GSoC - 4

Radis

Today is the last day of GSoC-21. The entire journey was a rollercoaster ride and I learnt a lot of new things along the way. I started out with hardly knowing any of the shortcomings of pandas and as we dug in, I was surprised to see so many loopholes it contains. This will be the final blogpost of my gsoc journey and I hope you like it.

Pandas and Vaex

Why do people use Pandas ?

Pandas is an open source Python package that is most widely used for data science/data analysis and machine learning tasks.

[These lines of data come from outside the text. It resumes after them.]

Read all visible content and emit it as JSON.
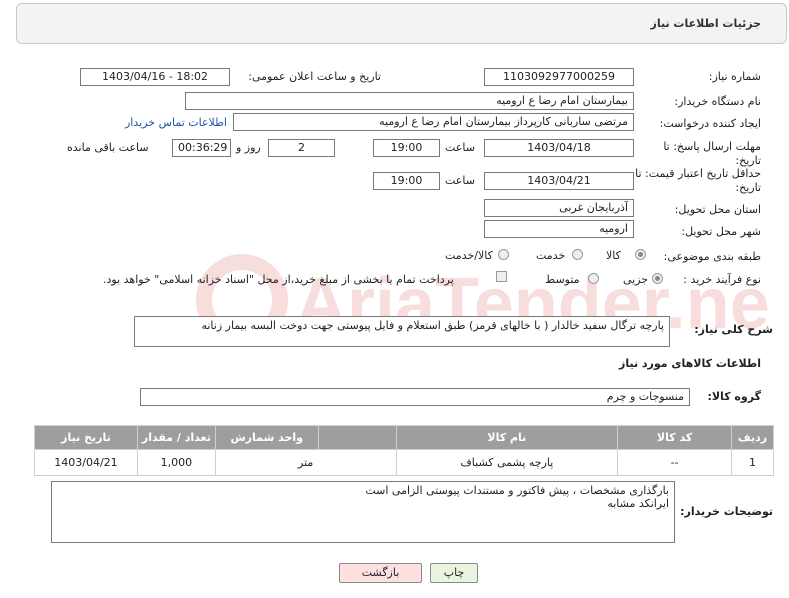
{
  "header": {
    "title": "جزئیات اطلاعات نیاز"
  },
  "need_number": {
    "label": "شماره نیاز:",
    "value": "1103092977000259"
  },
  "announce": {
    "label": "تاریخ و ساعت اعلان عمومی:",
    "value": "1403/04/16 - 18:02"
  },
  "buyer_org": {
    "label": "نام دستگاه خریدار:",
    "value": "بیمارستان امام رضا  ع  ارومیه"
  },
  "requester": {
    "label": "ایجاد کننده درخواست:",
    "value": "مرتضی ساربانی کارپرداز بیمارستان امام رضا  ع  ارومیه",
    "contact_link": "اطلاعات تماس خریدار"
  },
  "deadline": {
    "label": "مهلت ارسال پاسخ: تا تاریخ:",
    "date": "1403/04/18",
    "time_label": "ساعت",
    "time": "19:00",
    "days": "2",
    "days_label": "روز و",
    "remaining": "00:36:29",
    "remaining_label": "ساعت باقی مانده"
  },
  "price_validity": {
    "label": "حداقل تاریخ اعتبار قیمت: تا تاریخ:",
    "date": "1403/04/21",
    "time_label": "ساعت",
    "time": "19:00"
  },
  "province": {
    "label": "استان محل تحویل:",
    "value": "آذربایجان غربی"
  },
  "city": {
    "label": "شهر محل تحویل:",
    "value": "ارومیه"
  },
  "category": {
    "label": "طبقه بندی موضوعی:",
    "options": [
      "کالا",
      "خدمت",
      "کالا/خدمت"
    ],
    "selected": "کالا"
  },
  "process": {
    "label": "نوع فرآیند خرید :",
    "options": [
      "جزیی",
      "متوسط"
    ],
    "selected": "جزیی",
    "payment_note": "پرداخت تمام یا بخشی از مبلغ خرید،از محل \"اسناد خزانه اسلامی\" خواهد بود."
  },
  "description": {
    "label": "شرح کلی نیاز:",
    "value": "پارچه ترگال سفید خالدار ( با خالهای  قرمز) طبق استعلام و فایل پیوستی جهت دوخت البسه بیمار زنانه"
  },
  "goods_info": {
    "title": "اطلاعات کالاهای مورد نیاز",
    "group_label": "گروه کالا:",
    "group_value": "منسوجات و چرم"
  },
  "table": {
    "headers": [
      "ردیف",
      "کد کالا",
      "نام کالا",
      "واحد شمارش",
      "تعداد / مقدار",
      "تاریخ نیاز"
    ],
    "rows": [
      {
        "index": "1",
        "code": "--",
        "name": "پارچه پشمی کشباف",
        "unit": "متر",
        "qty": "1,000",
        "date": "1403/04/21"
      }
    ]
  },
  "buyer_notes": {
    "label": "توضیحات خریدار:",
    "line1": "بارگذاری مشخصات ، پیش فاکتور و مستندات پیوستی الزامی است",
    "line2": "ایرانکد مشابه"
  },
  "buttons": {
    "print": "چاپ",
    "back": "بازگشت"
  },
  "watermark": {
    "text": "AriaTender.neT"
  },
  "colors": {
    "back_button_bg": "#fde0e0",
    "print_button_bg": "#eaf5e0",
    "table_header_bg": "#9e9e9e",
    "link": "#1e55a8"
  }
}
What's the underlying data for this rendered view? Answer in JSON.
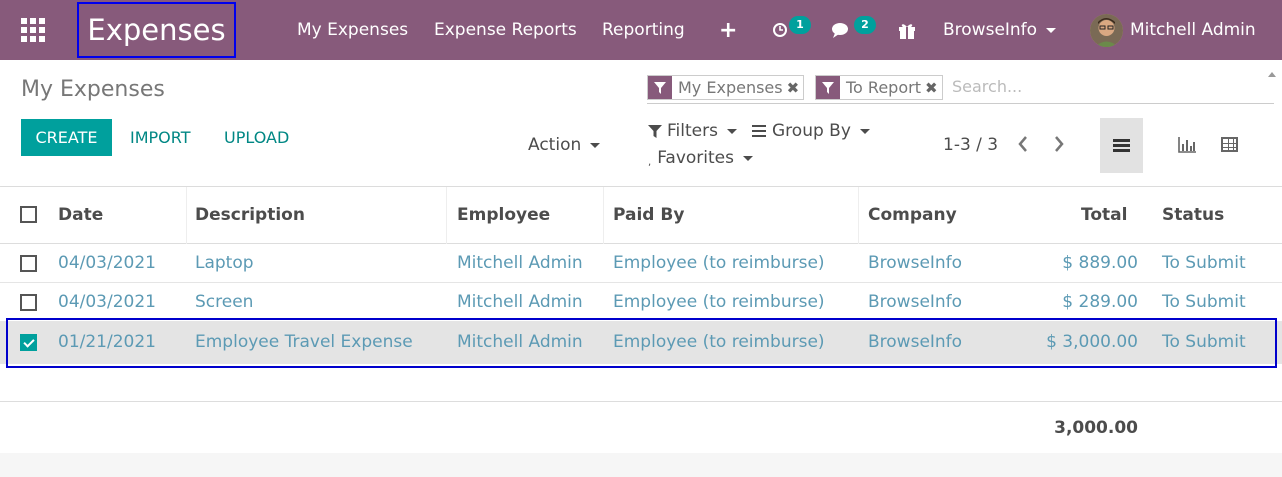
{
  "navbar": {
    "brand": "Expenses",
    "menus": [
      "My Expenses",
      "Expense Reports",
      "Reporting"
    ],
    "activity_count": "1",
    "messages_count": "2",
    "company": "BrowseInfo",
    "user": "Mitchell Admin",
    "color": "#875a7b",
    "icons": [
      "apps-grid-icon",
      "plus-icon",
      "clock-icon",
      "comments-icon",
      "gift-icon"
    ]
  },
  "control_panel": {
    "title": "My Expenses",
    "create_label": "CREATE",
    "import_label": "IMPORT",
    "upload_label": "UPLOAD",
    "action_label": "Action",
    "facets": [
      "My Expenses",
      "To Report"
    ],
    "search_placeholder": "Search...",
    "filters_label": "Filters",
    "groupby_label": "Group By",
    "favorites_label": "Favorites",
    "pager": "1-3 / 3",
    "accent": "#00a09d"
  },
  "table": {
    "headers": [
      "Date",
      "Description",
      "Employee",
      "Paid By",
      "Company",
      "Total",
      "Status"
    ],
    "rows": [
      {
        "date": "04/03/2021",
        "description": "Laptop",
        "employee": "Mitchell Admin",
        "paid_by": "Employee (to reimburse)",
        "company": "BrowseInfo",
        "total": "$ 889.00",
        "status": "To Submit",
        "selected": false
      },
      {
        "date": "04/03/2021",
        "description": "Screen",
        "employee": "Mitchell Admin",
        "paid_by": "Employee (to reimburse)",
        "company": "BrowseInfo",
        "total": "$ 289.00",
        "status": "To Submit",
        "selected": false
      },
      {
        "date": "01/21/2021",
        "description": "Employee Travel Expense",
        "employee": "Mitchell Admin",
        "paid_by": "Employee (to reimburse)",
        "company": "BrowseInfo",
        "total": "$ 3,000.00",
        "status": "To Submit",
        "selected": true
      }
    ],
    "total_sum": "3,000.00"
  }
}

It is built on top of another package named Numpy, which provides support for multi-dimensional arrays.

Pandas makes it simple to do many of the time consuming, repetitive tasks associated with working with data, including:

  • Data visualization
  • Statistical analysis
  • Data inspection
  • Loading and saving data
  • Data cleansing
  • Data fill
  • Data normalization
  • Merges and joins

As of the time I this blog was written pandas is arguably the most popular dataframe library that data scientists use. While pandas works smoothly while dealing with smaller data, it becomes very slow and inefficient when there are huge datasets.

Why use Vaex ?

Vaex is a python library that is closely similar to Pandas. Vaex is a library especially for lazy Out-of-Core DataFrames, helps to visualize and explore big tabular datasets. It is a high performance library and can solve many of the shortcomings of pandas. As the API is similar to pandas, users do not face difficulty in shifting.

Vaex is capable to calculate statistics such as mean, standard deviation etc, on an N-dimensional grid up to a billion (109109) objects/rows per second.

Pandas or Vaex ?

Here at Radis the underlying algorithm was not able to perform to its maximum capacity due to usage of pandas which consumes way too much of memory. So we tried to see how vaex can help improve the performance.

Below we are using HITEMP-N2O Database for all checking the performance. It is to be noted that there is a difference between the pytables that pandas use and vaex friendly HDF5. The former is row-based whereas vaex friendly HDF5 files are column based.

Loading time

In the code below we -

  1. load the the vaex HFD5 file and then convert it to pandas dataframe
  2. directly load the pandas hdf5 file
 1
 2
 3
 4
 5
 6
 7
 8
 9
10
11
12
13
14
> from time import time
> import vaex
> t0 = time()
> df = vaex.open("~/.radisdb/N2O-04_HITEMP2019.hdf5")
> df_pandas = df.to_pandas_df()
> print(time()-t0)
7.833287477493286
> t0 = time()
> import pandas as pd
> df_pandas2 = pd.read_hdf("~/.radisdb/N2O-04_HITEMP2019.h5")
> print(time()-t0)
28.142656087875366

Clearly the first appraoch is almost 4 times faster than the second one.

Load specific columns

As already stated, vaex hdf5 files are column based so loading only specific columns from vaex hdf5 file should be able give much better results than loading only specific columns in pandas. Lets check this and see the time taken to do both of these -

 1
 2
 3
 4
 5
 6
 7
 8
 9
10
11
> t0 = time()
> df = vaex.open("~/.radisdb/N2O-04_HITEMP2019.hdf5")
> df_pandas = df.to_pandas_df(column_names=["iso", "wav", "int", "El"])
> print(time()-t0)
0.1795198917388916
> t0 = time()
> import pandas as pd
> df_pandas2 = pd.read_hdf("~/.radisdb/N2O-04_HITEMP2019.h5", columns=["iso", "wav", "int", "El"])
> print(time()-t0)
22.85481858253479

In comparison, loading 4 out of 19 columns is about 70% as slow with Pandas.

Load specific rows

To be fair to the pytables let’s try to load specific rows and check if pandas can now provide better performance with its row indexed HDF5s.

 1
 2
 3
 4
 5
 6
 7
 8
 9
10
11
12
> t0 = time()
> import pandas as pd
> df_pandas2 = pd.read_hdf("~/.radisdb/N2O-04_HITEMP2019.h5", where="iso==1")
> print(time()-t0)
30.680099725723267
> t0 = time()
> df = vaex.open("~/.radisdb/N2O-04_HITEMP2019.hdf5")
> df.select(df.iso == 1)
> df_pandas = df.to_pandas_df(selection=True)
> print(time()-t0)
7.043155670166016

Even in this case vaex provides better performance. So the idea was to harness this memory efficiency of vaex for all the I/O operations on the dataset in Radis. In order to do this I have written down a HDF5 writer that fetches bz2 file and parses it into a column-major HDF5. The complete code to the HDF5 writer can be found in this gist.

That is it for GSoC21 from my side. Even though the second phase of my project got affected due to schools, I had an exciting summer as a whole. I am looking forward to be in touch with Radis and will try to contribute to it whenever I get a chance.